Restraint is so important - it's just so easy to get carried away! I've got a giant, and now there are harpies, and we're on a boat, and then why not some dragons and a planar side adventure and... now I'm lost and have no idea where I was going. The adventure ends up necessary getting written.
What I find most difficult, though, is the motivation. The hook that gets the party interested. Writing an effective hook is the hardest part - I often write an opening and find myself disinterested in it... I'll admit that I have little knowledge of lore and history in the game world, maybe this is holding me back?

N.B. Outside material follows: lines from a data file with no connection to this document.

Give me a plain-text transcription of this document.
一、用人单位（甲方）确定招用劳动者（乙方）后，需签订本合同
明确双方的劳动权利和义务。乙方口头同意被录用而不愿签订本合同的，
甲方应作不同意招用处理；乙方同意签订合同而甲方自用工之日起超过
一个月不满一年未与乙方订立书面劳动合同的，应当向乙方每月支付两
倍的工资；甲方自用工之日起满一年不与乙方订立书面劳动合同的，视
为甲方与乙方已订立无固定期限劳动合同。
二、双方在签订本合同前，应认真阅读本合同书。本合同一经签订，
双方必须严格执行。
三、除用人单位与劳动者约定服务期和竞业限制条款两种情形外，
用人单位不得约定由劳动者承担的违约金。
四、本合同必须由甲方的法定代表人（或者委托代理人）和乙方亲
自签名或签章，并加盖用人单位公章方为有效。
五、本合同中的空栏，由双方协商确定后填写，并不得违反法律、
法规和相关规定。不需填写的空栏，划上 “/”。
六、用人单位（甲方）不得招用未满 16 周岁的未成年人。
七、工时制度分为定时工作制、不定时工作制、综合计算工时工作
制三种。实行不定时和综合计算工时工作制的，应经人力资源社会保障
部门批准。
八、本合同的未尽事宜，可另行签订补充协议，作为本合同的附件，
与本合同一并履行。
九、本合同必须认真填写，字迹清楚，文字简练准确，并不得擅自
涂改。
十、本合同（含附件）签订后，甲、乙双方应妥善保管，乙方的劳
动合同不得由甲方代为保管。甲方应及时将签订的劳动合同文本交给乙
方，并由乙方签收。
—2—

This is exciting Shawn. I look forward to reading the next article. I have role playing and DMing for many, many years. I have written lots of adventures from scratch for home brew games. I have toyed around with the idea of getting published but have not tried yet. I have wanted to submit adventures to Palladium Books' Rifter and to the DM's Guild. I think, something to think about is remembering your audience when coming up with an adventure. I remember reading an article once in Dragon I think, about considering who you were writing for, ie what level of maturity the game should be for. Some of the audiences were kids, teenagers or a little more mature. I think we do not have enough adult games out there. I hope you explore that discussion in some of your articles. I think there is a market for more adult themed games. I wrote a more adult themed adventure once and had it played one session. I don't know if it would be too adult for the current D&D edition, but I would be curious what you think about those kind of games being introduced for 5th edition.
I am looking forward to this series for my own game, but also because I am using D&D as a way to tech Freshman Composition I. I am having great success so far, and using DndBeyond has been a blessing. The final exam is for the class groups to create adventures for the other groups to play. I think this series will become required reading.
Thanks for doing these articles. I've been designing my own adventures since 1981 but only for groups that I run. I've always wanted to create adventures for the community at large. This will help tremendously.
This is the type of article and series I've been longing for to up my game!
Happy to find this series of articles! I've made several attempts to get a home brew adventure going to no avail.
Do you have an article on making maps? I am having trouble with that. If not can you tell me some tips please? Thanks!